La figura y la labor de Suárez fundamentaron la posibilidad de la convivencia de una forma completamente original. Suárez, efectivamente, además de ser el artífice práctico de la Transición era la encarnación viva del centro político: su persona abría la posibilidad del diálogo entre posiciones discrepantes y, por eso mismo, hacía posible la discrepancia.

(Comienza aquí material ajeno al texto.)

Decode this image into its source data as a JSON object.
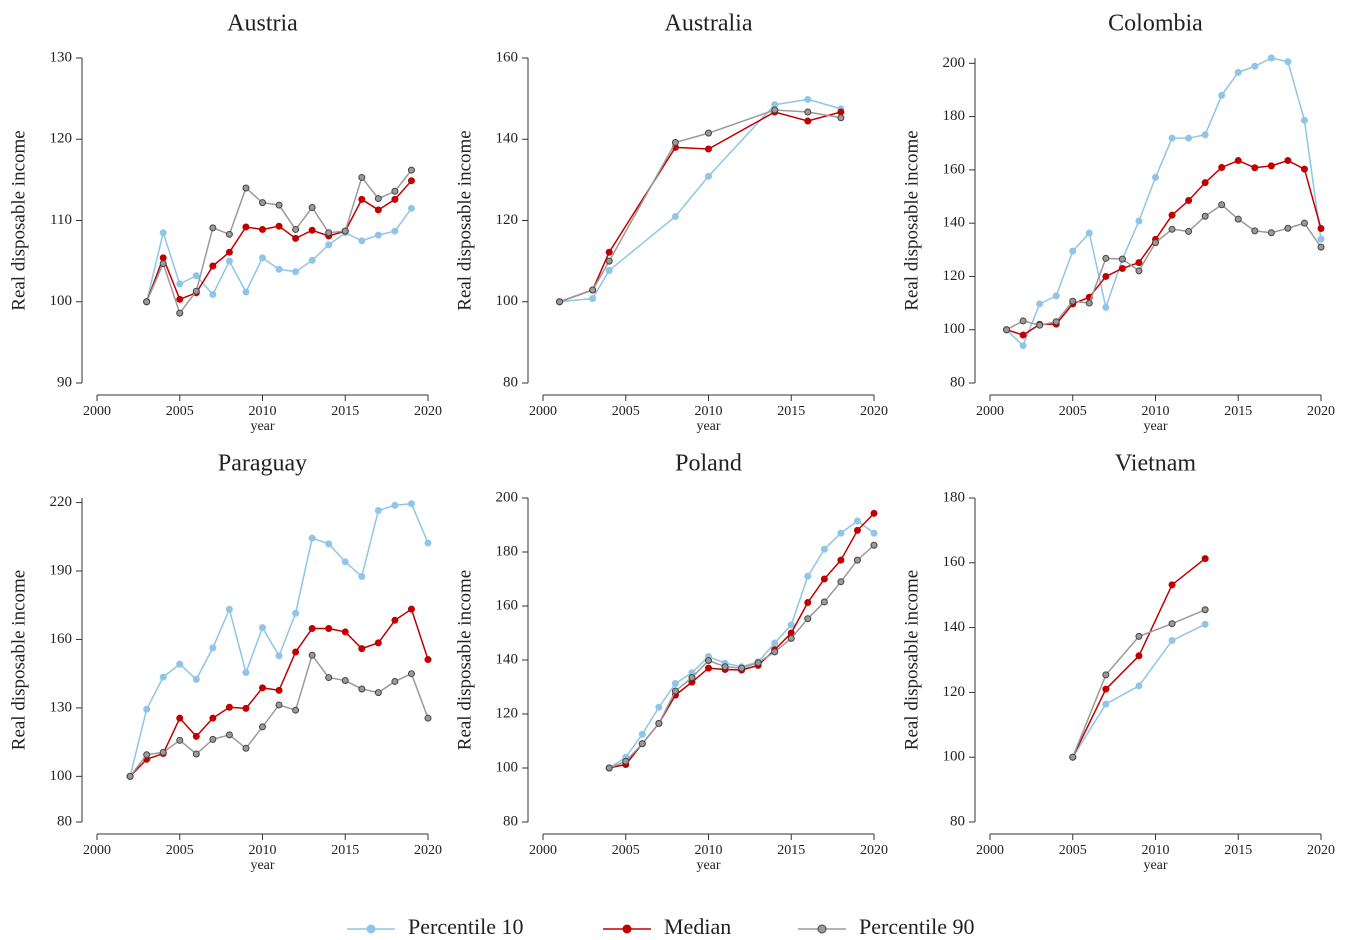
{
  "chart_data": [
    {
      "type": "line",
      "title": "Austria",
      "xlabel": "year",
      "ylabel": "Real disposable income",
      "x": [
        2003,
        2004,
        2005,
        2006,
        2007,
        2008,
        2009,
        2010,
        2011,
        2012,
        2013,
        2014,
        2015,
        2016,
        2017,
        2018,
        2019
      ],
      "series": [
        {
          "name": "Percentile 10",
          "color": "#8ec5e8",
          "values": [
            100,
            108.5,
            102.2,
            103.2,
            100.9,
            105,
            101.2,
            105.4,
            104,
            103.7,
            105.1,
            107,
            108.5,
            107.5,
            108.2,
            108.7,
            111.5
          ]
        },
        {
          "name": "Median",
          "color": "#c00000",
          "values": [
            100,
            105.4,
            100.3,
            101.1,
            104.4,
            106.1,
            109.2,
            108.9,
            109.3,
            107.8,
            108.8,
            108.1,
            108.7,
            112.6,
            111.3,
            112.6,
            114.9
          ]
        },
        {
          "name": "Percentile 90",
          "color": "#9a9a9a",
          "values": [
            100,
            104.7,
            98.6,
            101.3,
            109.1,
            108.3,
            114,
            112.2,
            111.9,
            108.9,
            111.6,
            108.5,
            108.7,
            115.3,
            112.7,
            113.6,
            116.2
          ]
        }
      ],
      "xlim": [
        2000,
        2020
      ],
      "xticks": [
        2000,
        2005,
        2010,
        2015,
        2020
      ],
      "ylim": [
        90,
        130
      ],
      "yticks": [
        90,
        100,
        110,
        120,
        130
      ]
    },
    {
      "type": "line",
      "title": "Australia",
      "xlabel": "year",
      "ylabel": "Real disposable income",
      "x": [
        2001,
        2003,
        2004,
        2008,
        2010,
        2014,
        2016,
        2018
      ],
      "series": [
        {
          "name": "Percentile 10",
          "color": "#8ec5e8",
          "values": [
            100,
            100.8,
            107.7,
            121,
            130.9,
            148.5,
            149.8,
            147.5
          ]
        },
        {
          "name": "Median",
          "color": "#c00000",
          "values": [
            100,
            102.9,
            112.2,
            138,
            137.6,
            146.7,
            144.5,
            146.7
          ]
        },
        {
          "name": "Percentile 90",
          "color": "#9a9a9a",
          "values": [
            100,
            102.9,
            110,
            139.2,
            141.5,
            147.2,
            146.7,
            145.3
          ]
        }
      ],
      "xlim": [
        2000,
        2020
      ],
      "xticks": [
        2000,
        2005,
        2010,
        2015,
        2020
      ],
      "ylim": [
        80,
        160
      ],
      "yticks": [
        80,
        100,
        120,
        140,
        160
      ]
    },
    {
      "type": "line",
      "title": "Colombia",
      "xlabel": "year",
      "ylabel": "Real disposable income",
      "x": [
        2001,
        2002,
        2003,
        2004,
        2005,
        2006,
        2007,
        2008,
        2009,
        2010,
        2011,
        2012,
        2013,
        2014,
        2015,
        2016,
        2017,
        2018,
        2019,
        2020
      ],
      "series": [
        {
          "name": "Percentile 10",
          "color": "#8ec5e8",
          "values": [
            100,
            94,
            109.7,
            112.7,
            129.5,
            136.3,
            108.4,
            126.5,
            140.8,
            157.2,
            171.9,
            171.9,
            173.2,
            188,
            196.6,
            198.9,
            202,
            200.6,
            178.6,
            134
          ]
        },
        {
          "name": "Median",
          "color": "#c00000",
          "values": [
            100,
            98,
            102,
            102.1,
            109.7,
            112.2,
            120,
            123,
            125.2,
            133.9,
            143,
            148.5,
            155.2,
            160.9,
            163.5,
            160.8,
            161.5,
            163.5,
            160.3,
            138
          ]
        },
        {
          "name": "Percentile 90",
          "color": "#9a9a9a",
          "values": [
            100,
            103.3,
            101.7,
            103,
            110.7,
            110,
            126.8,
            126.5,
            122.1,
            132.7,
            137.7,
            136.9,
            142.6,
            146.9,
            141.5,
            137.1,
            136.4,
            138.1,
            140,
            131
          ]
        }
      ],
      "xlim": [
        2000,
        2020
      ],
      "xticks": [
        2000,
        2005,
        2010,
        2015,
        2020
      ],
      "ylim": [
        80,
        202
      ],
      "yticks": [
        80,
        100,
        120,
        140,
        160,
        180,
        200
      ]
    },
    {
      "type": "line",
      "title": "Paraguay",
      "xlabel": "year",
      "ylabel": "Real disposable income",
      "x": [
        2002,
        2003,
        2004,
        2005,
        2006,
        2007,
        2008,
        2009,
        2010,
        2011,
        2012,
        2013,
        2014,
        2015,
        2016,
        2017,
        2018,
        2019,
        2020
      ],
      "series": [
        {
          "name": "Percentile 10",
          "color": "#8ec5e8",
          "values": [
            100,
            129.4,
            143.5,
            149.2,
            142.5,
            156.3,
            173.2,
            145.5,
            165.2,
            152.8,
            171.5,
            204.4,
            201.9,
            194,
            187.6,
            216.5,
            218.8,
            219.5,
            202.3
          ]
        },
        {
          "name": "Median",
          "color": "#c00000",
          "values": [
            100,
            107.5,
            110,
            125.5,
            117.5,
            125.5,
            130.3,
            129.8,
            138.8,
            137.7,
            154.5,
            164.8,
            164.8,
            163.3,
            156,
            158.5,
            168.4,
            173.3,
            151.2
          ]
        },
        {
          "name": "Percentile 90",
          "color": "#9a9a9a",
          "values": [
            100,
            109.5,
            110.5,
            115.8,
            109.8,
            116.2,
            118.2,
            112.3,
            121.7,
            131.3,
            129,
            153.1,
            143.3,
            142,
            138.3,
            136.7,
            141.6,
            145,
            125.5
          ]
        }
      ],
      "xlim": [
        2000,
        2020
      ],
      "xticks": [
        2000,
        2005,
        2010,
        2015,
        2020
      ],
      "ylim": [
        80,
        222
      ],
      "yticks": [
        80,
        100,
        130,
        160,
        190,
        220
      ]
    },
    {
      "type": "line",
      "title": "Poland",
      "xlabel": "year",
      "ylabel": "Real disposable income",
      "x": [
        2004,
        2005,
        2006,
        2007,
        2008,
        2009,
        2010,
        2011,
        2012,
        2013,
        2014,
        2015,
        2016,
        2017,
        2018,
        2019,
        2020
      ],
      "series": [
        {
          "name": "Percentile 10",
          "color": "#8ec5e8",
          "values": [
            100,
            104,
            112.5,
            122.5,
            131.3,
            135.3,
            141.3,
            138.8,
            137.5,
            139.3,
            146.3,
            153,
            171,
            181,
            187,
            191.5,
            187
          ]
        },
        {
          "name": "Median",
          "color": "#c00000",
          "values": [
            100,
            101.3,
            109,
            116.5,
            127,
            131.8,
            137,
            136.5,
            136.3,
            138,
            143.8,
            150,
            161.3,
            170,
            177,
            188,
            194.3
          ]
        },
        {
          "name": "Percentile 90",
          "color": "#9a9a9a",
          "values": [
            100,
            102.5,
            109,
            116.5,
            128.5,
            133.5,
            139.8,
            137.5,
            137,
            139,
            143,
            148,
            155.3,
            161.5,
            169,
            177,
            182.5
          ]
        }
      ],
      "xlim": [
        2000,
        2020
      ],
      "xticks": [
        2000,
        2005,
        2010,
        2015,
        2020
      ],
      "ylim": [
        80,
        200
      ],
      "yticks": [
        80,
        100,
        120,
        140,
        160,
        180,
        200
      ]
    },
    {
      "type": "line",
      "title": "Vietnam",
      "xlabel": "year",
      "ylabel": "Real disposable income",
      "x": [
        2005,
        2007,
        2009,
        2011,
        2013
      ],
      "series": [
        {
          "name": "Percentile 10",
          "color": "#8ec5e8",
          "values": [
            100,
            116.4,
            122,
            136,
            141
          ]
        },
        {
          "name": "Median",
          "color": "#c00000",
          "values": [
            100,
            121,
            131.3,
            153.2,
            161.3
          ]
        },
        {
          "name": "Percentile 90",
          "color": "#9a9a9a",
          "values": [
            100,
            125.4,
            137.3,
            141.2,
            145.5
          ]
        }
      ],
      "xlim": [
        2000,
        2020
      ],
      "xticks": [
        2000,
        2005,
        2010,
        2015,
        2020
      ],
      "ylim": [
        80,
        180
      ],
      "yticks": [
        80,
        100,
        120,
        140,
        160,
        180
      ]
    }
  ]
}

Siendo un político absoluto, sin mezcla de cualquier otro interés que no fuera la política, Adolfo Suárez representó como nadie la España de los años sesenta y setenta: una España sin miedo ni complejos, dispuesta a superar cualquier obstáculo y abierta a un mundo muy distinto de aquel en el que la dictadura habría querido mantenerla. Ni la ruina de las instituciones de la dictadura ni la ruina económica del país, más grave aún que la presente crisis, le detuvieron, como no detuvieron a los españoles de aquellos años.

Desde esta perspectiva, Suárez encarnó todas las virtudes (y también casi todos los defectos) de la sociedad de su tiempo: impaciente por iniciarse en la política pero convencida de que la política no lo es todo. ¿Ingenuidad? Es posible, pero también ahí, en ese espacio de libertad, se jugó el éxito de la transición a la democracia.